The MCC family is honored and excited to add Dr. Hadia Mubarak as a valued community resource of knowledge and leadership. As a resident scholar she will join Imam John in leading our community by way of advice, lectures and community activism. She has a positive energy and is a brilliant dynamic speaker with an interactive pedagogy.

Currently, Dr. Mubarak is an assistant professor of Religious Studies at Queens University, where she teaches courses on women and gender in Islam, Islam and Modernization and reading sacred texts. She previously served as a research fellow with the New York Abu Dhabi Research Institute in the Humanities (2017-2018), where she worked on her monograph, Debating Divine Intent: Women in Modern Qurʾanic Commentaries.Mubarak also taught as a lecturer in Religious Studies at the University of North Carolina at Charlotte (2015-2017) and a visiting lecturer at Davidson College (2015-2016).

Mubarak completed her Ph.D. in Islamic Studies from Georgetown University, where she specialized in modern and classical Qurʾanic exegesis, Islamic law, and gender reform in the modern Muslim world. She previously worked as a Senior Researcher at the Center for Muslim-Christian Understanding at Georgetown University and a researcher at the Gallup Organization’s Center for Muslim Studies.
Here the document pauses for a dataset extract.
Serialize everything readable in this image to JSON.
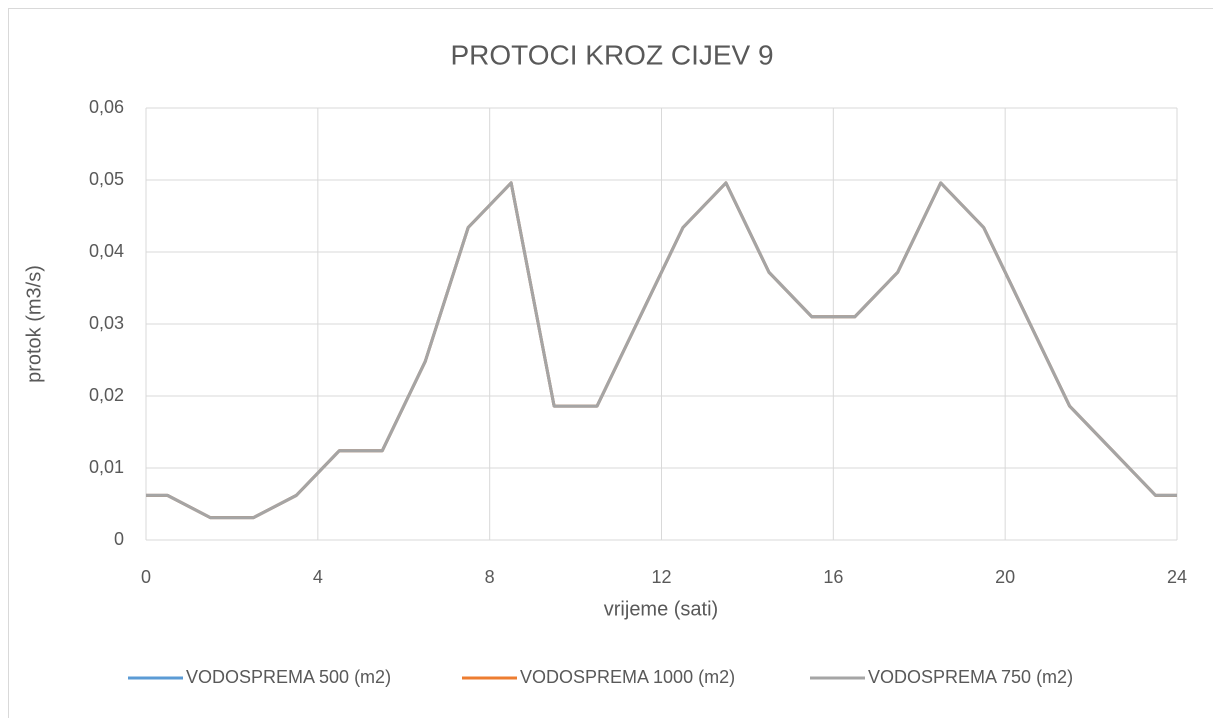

Mubarak received her Master of Arts degree in Contemporary Arab Studies with a concentration in Women and Gender from Georgetown University in 2005. She received her Bachelor’s degree in International Affairs and English from Florida State University in 2003.

Her publications include, among others, “Change Through Continuity: A Case Study of Q. 4:34 in Ibn ʿĀshūr’sAl-Taḥrīrwa-l-Tanwīr” (Journal of Qurʾanic Studies 20.1February 2018); “Breaking the Interpretive Monopoly: A Re-Examination of Verse 4:34” (Hawwa 2.3); “Crossroads,” I Speak For Myself: American Women on Being Muslim (White Cloud Press, 2011), “Intersections: Modernity, Gender and Qurʾanic exegesis” (PhD Diss., Georgetown University, 2014), “Young and Muslim in Post 9/11 America” (The Brandywine Review of Faith & International Affairs Vol. 3, No. 2); The Politicization of Gender Reform: Islamists’ discourse on repealing Article 340 of the Jordanian Penal Code (MA Thesis, Georgetown University, 2005)and “Blurring the Lines Between Faith and Culture” (America Now: Short Readings from Recent Periodicals. 5th ed.).